5.2.      Naar het oordeel van het college mist het eerste klachtonderdeel, dat aan de orde stelt dat verweerder zonder diagnose te stellen of onderzoek te verrichten klager onder dwang medicatie heeft laten slikken, feitelijke grondslag. Nog afgezien van het feit dat dwangmedicatie niet mogelijk is gedurende een ambulante behandeling, is wel degelijk een diagnose gesteld (ook door een collega van verweerder) en door verweerder, namelijk een psychotische stoornis en onderzoek verricht (onder andere in opdracht van de OvJ). Verweerder heeft op 23 mei 2014 voor de eerste keer met klager over de diagnose gesproken en opnieuw op 17 maart 2015. Dat klager zich niet kan vinden in de gestelde diagnose, maakt dat niet anders. Het eerste klachtonderzoek is ongegrond.

5.3.      Ook het tweede klachtonderdeel, dat het verwijt behelst dat verweerder ten onrechte heeft gedreigd met (dwang-)opname indien klager niet zou voldoen aan de voorwaarde van het innemen van de medicatie, is ongegrond. Verweerder erkent dat hij klager zowel mondeling als schriftelijk heeft gewezen op het naleven van de in de rechterlijke machtiging opgenomen voorwaarden. Hoewel het (herhaald) wijzen op het naleven van de voorwaarden voor klager kan hebben gevoeld als een dreigement, valt het gedrag van verweerder naar het oordeel van het college te beschouwen als ‘drang’. Dat verweerder gedreigd zou hebben met opname en daarmee ‘dwang’ zou hebben uitgeoefend, kan het college niet vaststellen. Met het toepassen van drang is verweerder gebleven binnen de grenzen van een redelijk bekwame beroepsuitoefening. Wellicht ten overvloede merkt het college op dat het geen aanwijzingen heeft dat klager niet lege artis is behandeld. Wat betreft de voorgeschreven aripiprazol onderschrijft het college het standpunt van veweerder dat het toegelaten medicatie betreft, dat aan strenge voorwaarden moet voldoen en daarmee de veiligheid gegarandeerd is. Bovendien heeft klager nagelaten zijn stelling dat de voorgeschreven aripiprazol schadelijk kan zijn feitelijk te onderbouwen. Het tweede klachtonderdeel is derhalve ongegrond.
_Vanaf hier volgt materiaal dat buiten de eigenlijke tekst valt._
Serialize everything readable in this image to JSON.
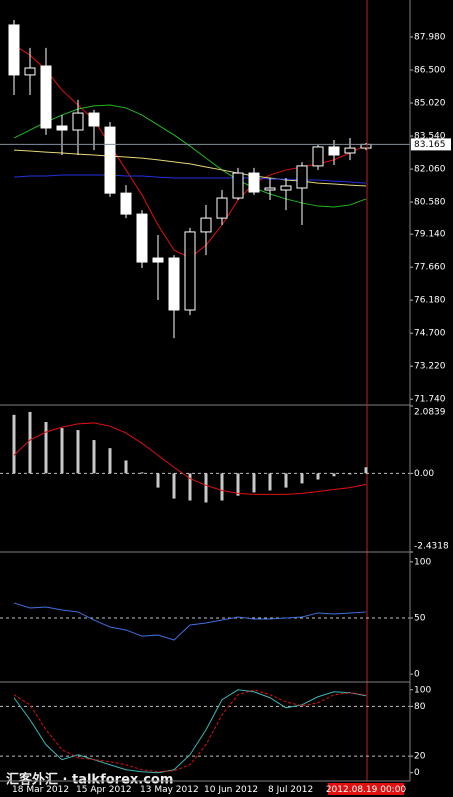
{
  "chart_data": [
    {
      "type": "candlestick",
      "categories": [
        "18 Mar 2012",
        null,
        null,
        null,
        "15 Apr 2012",
        null,
        null,
        null,
        "13 May 2012",
        null,
        null,
        null,
        "10 Jun 2012",
        null,
        null,
        null,
        "8 Jul 2012",
        null,
        null,
        null,
        null,
        null,
        "2012.08.19 00:00"
      ],
      "open": [
        88.52,
        86.28,
        86.68,
        83.99,
        83.81,
        84.57,
        83.94,
        80.98,
        80.04,
        78.07,
        78.07,
        75.74,
        79.24,
        79.86,
        80.76,
        81.88,
        81.12,
        81.12,
        81.21,
        82.2,
        83.05,
        82.78,
        83.0
      ],
      "high": [
        88.74,
        87.49,
        87.49,
        84.48,
        85.16,
        84.71,
        84.17,
        81.34,
        80.22,
        79.1,
        78.2,
        79.42,
        80.45,
        81.12,
        82.11,
        82.11,
        81.66,
        81.66,
        82.37,
        83.14,
        83.36,
        83.45,
        83.23
      ],
      "low": [
        85.38,
        85.38,
        83.59,
        82.69,
        82.69,
        82.91,
        80.81,
        79.86,
        77.62,
        76.19,
        74.48,
        75.51,
        78.2,
        79.55,
        80.67,
        80.9,
        80.67,
        80.22,
        79.55,
        82.02,
        82.24,
        82.46,
        82.91
      ],
      "close": [
        86.28,
        86.59,
        83.9,
        83.81,
        84.57,
        83.99,
        80.98,
        80.04,
        77.89,
        77.89,
        75.74,
        79.24,
        79.86,
        80.76,
        81.88,
        81.03,
        81.21,
        81.3,
        82.2,
        83.05,
        82.69,
        83.0,
        83.165
      ],
      "series": [
        {
          "color": "#e01010",
          "values": [
            87.62,
            87.17,
            86.5,
            85.6,
            84.93,
            84.26,
            83.14,
            82.02,
            80.9,
            79.55,
            78.43,
            78.07,
            78.65,
            79.55,
            80.67,
            81.43,
            81.79,
            82.02,
            82.15,
            82.29,
            82.47,
            82.78,
            83.14
          ]
        },
        {
          "color": "#22b822",
          "values": [
            83.45,
            83.81,
            84.17,
            84.48,
            84.75,
            84.89,
            84.93,
            84.8,
            84.48,
            84.03,
            83.59,
            83.09,
            82.55,
            82.02,
            81.57,
            81.21,
            80.94,
            80.72,
            80.54,
            80.4,
            80.36,
            80.45,
            80.72
          ]
        },
        {
          "color": "#e6d67a",
          "values": [
            82.91,
            82.87,
            82.82,
            82.78,
            82.73,
            82.69,
            82.64,
            82.6,
            82.55,
            82.47,
            82.38,
            82.29,
            82.15,
            82.02,
            81.88,
            81.75,
            81.66,
            81.57,
            81.52,
            81.43,
            81.39,
            81.34,
            81.3
          ]
        },
        {
          "color": "#2233dd",
          "values": [
            81.7,
            81.75,
            81.75,
            81.79,
            81.79,
            81.79,
            81.79,
            81.75,
            81.75,
            81.7,
            81.66,
            81.66,
            81.66,
            81.66,
            81.66,
            81.66,
            81.61,
            81.61,
            81.57,
            81.57,
            81.52,
            81.48,
            81.43
          ]
        }
      ],
      "current_price": 83.165,
      "ylim": [
        71.48,
        89.46
      ],
      "yticks": [
        {
          "value": 87.98,
          "label": "87.980"
        },
        {
          "value": 86.5,
          "label": "86.500"
        },
        {
          "value": 85.02,
          "label": "85.020"
        },
        {
          "value": 83.54,
          "label": "83.540"
        },
        {
          "value": 82.06,
          "label": "82.060"
        },
        {
          "value": 80.58,
          "label": "80.580"
        },
        {
          "value": 79.14,
          "label": "79.140"
        },
        {
          "value": 77.66,
          "label": "77.660"
        },
        {
          "value": 76.18,
          "label": "76.180"
        },
        {
          "value": 74.7,
          "label": "74.700"
        },
        {
          "value": 73.22,
          "label": "73.220"
        },
        {
          "value": 71.74,
          "label": "71.740"
        }
      ],
      "watermark": "汇客外汇 · talkforex.com"
    },
    {
      "type": "macd",
      "values": [
        1.81,
        1.9,
        1.59,
        1.4,
        1.34,
        1.03,
        0.78,
        0.4,
        0.03,
        -0.44,
        -0.78,
        -0.84,
        -0.9,
        -0.84,
        -0.69,
        -0.59,
        -0.53,
        -0.44,
        -0.31,
        -0.19,
        -0.09,
        -0.03,
        0.19
      ],
      "color": "#c8c8c8",
      "series": [
        {
          "color": "#e01010",
          "values": [
            0.56,
            1.03,
            1.28,
            1.43,
            1.53,
            1.56,
            1.46,
            1.25,
            0.93,
            0.56,
            0.19,
            -0.16,
            -0.37,
            -0.53,
            -0.62,
            -0.65,
            -0.65,
            -0.65,
            -0.62,
            -0.56,
            -0.5,
            -0.44,
            -0.34
          ]
        }
      ],
      "ylim": [
        -2.4318,
        2.0839
      ],
      "yticks": [
        2.0839,
        {
          "value": 0,
          "label": "0.00"
        },
        -2.4318
      ],
      "levels": [
        0
      ]
    },
    {
      "type": "line",
      "series": [
        {
          "color": "#3f6fe0",
          "values": [
            63.4,
            58.9,
            59.8,
            57.1,
            55.4,
            48.2,
            42.0,
            39.3,
            33.9,
            34.8,
            30.4,
            43.8,
            45.5,
            48.2,
            50.9,
            49.1,
            49.1,
            50.0,
            50.9,
            54.5,
            53.6,
            54.5,
            55.4
          ]
        }
      ],
      "ylim": [
        -7,
        107
      ],
      "yticks": [
        100,
        50,
        0
      ],
      "levels": [
        50
      ]
    },
    {
      "type": "line",
      "series": [
        {
          "color": "#40b4b4",
          "values": [
            90.4,
            63.9,
            33.7,
            15.7,
            21.7,
            15.7,
            9.6,
            3.6,
            1.2,
            0,
            3.6,
            21.7,
            51.8,
            88.0,
            100,
            97.6,
            90.4,
            78.3,
            81.9,
            91.6,
            97.6,
            96.4,
            92.8
          ]
        },
        {
          "color": "#e01010",
          "dash": true,
          "values": [
            94.0,
            81.9,
            51.8,
            27.7,
            18.1,
            15.7,
            13.3,
            9.6,
            3.6,
            1.2,
            2.4,
            9.6,
            33.7,
            69.9,
            94.0,
            100,
            94.0,
            85.5,
            80.7,
            84.3,
            94.0,
            96.4,
            94.0
          ]
        }
      ],
      "ylim": [
        -10,
        107
      ],
      "yticks": [
        100,
        80,
        20,
        0
      ],
      "levels": [
        80,
        20
      ]
    }
  ]
}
5.4.      Ten aanzien van het derde klachtonderdeel, inhoudende dat verweerder op grond van valse informatie een rechterlijke machtiging heeft aangevraagd, oordeelt het college als volgt. In het tuchtrecht gaat het om persoonlijke verwijtbaarheid van de beroepsbeoefenaar bij het door een klager klachtwaardig geachte handelen. Verweerder was als psychiater bij het FACT-team bij klager betrokken. Een geneeskundige verklaring ten behoeve van het aanvragen van een rechterlijke machtiging dient door een onafhankelijk psychiater te worden opgesteld en kan niet door een behandelaar zijn opgesteld. Het derde klachtonderdeel ziet dan ook niet op verweerder, maar een andere psychiater, en dient daarom niet-ontvankelijk te worden verklaard.
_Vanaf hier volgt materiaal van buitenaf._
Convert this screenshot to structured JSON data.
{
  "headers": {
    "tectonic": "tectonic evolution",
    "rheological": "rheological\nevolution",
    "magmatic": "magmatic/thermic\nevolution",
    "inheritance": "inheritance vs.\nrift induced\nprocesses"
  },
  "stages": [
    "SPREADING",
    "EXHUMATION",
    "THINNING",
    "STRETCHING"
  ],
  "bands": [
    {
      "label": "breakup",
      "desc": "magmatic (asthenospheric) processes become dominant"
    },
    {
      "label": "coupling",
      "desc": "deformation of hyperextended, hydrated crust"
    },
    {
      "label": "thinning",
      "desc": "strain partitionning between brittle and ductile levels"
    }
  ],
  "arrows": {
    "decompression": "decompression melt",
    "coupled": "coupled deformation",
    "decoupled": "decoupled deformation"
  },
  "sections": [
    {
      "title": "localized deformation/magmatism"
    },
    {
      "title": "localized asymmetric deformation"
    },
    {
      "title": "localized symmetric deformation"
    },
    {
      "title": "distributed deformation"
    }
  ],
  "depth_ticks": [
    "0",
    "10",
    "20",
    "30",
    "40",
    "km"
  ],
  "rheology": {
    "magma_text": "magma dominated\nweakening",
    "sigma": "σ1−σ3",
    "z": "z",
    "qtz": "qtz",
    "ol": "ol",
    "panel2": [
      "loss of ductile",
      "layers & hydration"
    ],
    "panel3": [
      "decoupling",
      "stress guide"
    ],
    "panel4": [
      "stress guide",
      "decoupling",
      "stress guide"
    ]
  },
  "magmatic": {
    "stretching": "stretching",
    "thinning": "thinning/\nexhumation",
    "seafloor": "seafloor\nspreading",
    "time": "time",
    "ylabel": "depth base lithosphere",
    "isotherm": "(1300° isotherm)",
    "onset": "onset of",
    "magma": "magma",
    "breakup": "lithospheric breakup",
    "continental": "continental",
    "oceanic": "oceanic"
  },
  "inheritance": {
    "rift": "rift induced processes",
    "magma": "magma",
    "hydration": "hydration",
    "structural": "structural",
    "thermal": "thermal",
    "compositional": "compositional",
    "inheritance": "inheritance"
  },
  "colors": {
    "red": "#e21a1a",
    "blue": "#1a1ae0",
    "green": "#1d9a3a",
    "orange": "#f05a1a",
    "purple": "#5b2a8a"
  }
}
5.5.      De conclusie van het voorgaande is dat de klacht voor wat betreft het eerste en het tweede klachtonderdeel kennelijk ongegrond is en het derde klachtonderdeel niet-ontvankelijk is. Verweerder kan met betrekking tot de klacht geen verwijt als bedoeld in artikel 47 lid 1 van de Wet op de beroepen in de individuele gezondheidszorg worden gemaakt.

6. De beslissing

Het college verklaart het eerste en het tweede klachtonderdeel kennelijk ongegrond en het derde klachtonderdeel niet-ontvankelijk.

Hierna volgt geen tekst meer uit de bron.